Acordam na Secção Cível da Relação de Lisboa: "M, Lda.

", S. Domingos de Rana, intentou acção declarativa de condenação, sob a forma de processo comum ordinário, contra C, Estoril, pedindo a exclusão de sócio do R. da sociedade A. e a sua condenação a pagar à Autora a quantia de € 124.998,00, a titulo de indemnização por perdas e danos, acrescida do que se vier a apurar na pendência da acção e em execução de sentença.

Para tanto, alegou, em síntese, que: - o R. foi gerente da A. e o único que exercia a gerência de facto da sociedade, dado ser pessoa da confiança dos demais gerentes e ser ele quem tinha o know how do negócio da A.; - em finais de 2002, começou a constatar-se uma diminuição da actividade da A. e, em finais do mesmo ano, o ora R. deixou de ser visto nas suas instalações até que apresentou a renúncia às funções de gerente da A.; - tendo sido solicitada uma auditoria à sociedade, constatou-se que, a dada altura, o filho do R. e a sua mulher constituíram uma sociedade, denominada "F, Lda.", havendo o R. passado a actuar em benefício dessa sociedade, tendo para ela desviado fornecedores e clientes com quem sempre contactara na qualidade de gerente e sócio da A., tendo tal sociedade - cujos únicos sócios são familiares do R. - passado a comercializar produtos de marcas prestigiadas que antes eram comercializados pela A.; - o R., ao fazer crer a clientes e fornecedores da A. que esta deixou de fornecer determinados produtos que até então comercializava em exclusivo, prejudicou a boa imagem da A..

A Ré contestou, por excepção e por impugnação.

Defendendo-se por excepção, arguiu a excepção da prescrição, por entender dever aplicar-se por analogia o prazo de 90 dias previsto no art. 254°, n° 6, do Código das Sociedades Comerciais, prazo esse que, in casu, foi ultrapassado.

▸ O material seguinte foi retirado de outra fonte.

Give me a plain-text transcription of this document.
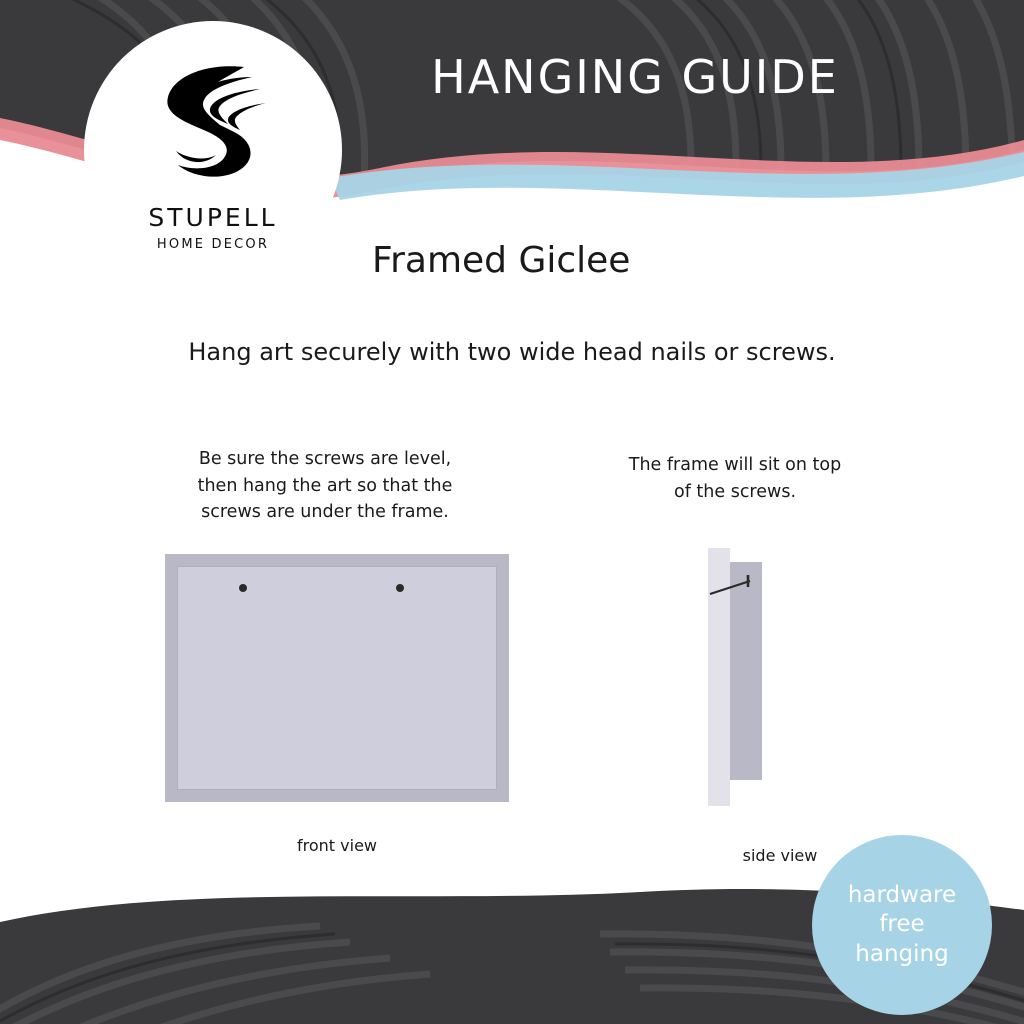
HANGING GUIDE
STUPELL
HOME DECOR	Framed Giclee
Hang art securely with two wide head nails or screws.
Be sure the screws are level,
then hang the art so that the
screws are under the frame.
front view
The frame will sit on top
of the screws.
side view
hardware
free
hanging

Defendendo-se por impugnação: - alegou que todos os gerentes da A. exerciam as suas funções e que não se pode imputar as dificuldades económicas que a A. começou a sentir no ano de 2002 à sua conduta; - negou ter beneficiado de qualquer modo a sociedade "F, Lda.", a qual tinha relações comerciais próximas com a A., ou ter violado os seus deveres de fidelidade e lealdade para com a A.; - sustentou que os problemas que surgiram deveram-se ao facto de os restantes sócios da A. terem querido que este ficasse com as suas quotas, tendo porém exigido do A. determinadas condições que este não pôde aceitar.

A A.

replicou, pugnando pela improcedência da excepção invocada (dado que o prazo de 90 dias previsto no art. 254°, n° 6, do Código das Sociedades Comerciais não é aplicável às acções de exclusão de sócio).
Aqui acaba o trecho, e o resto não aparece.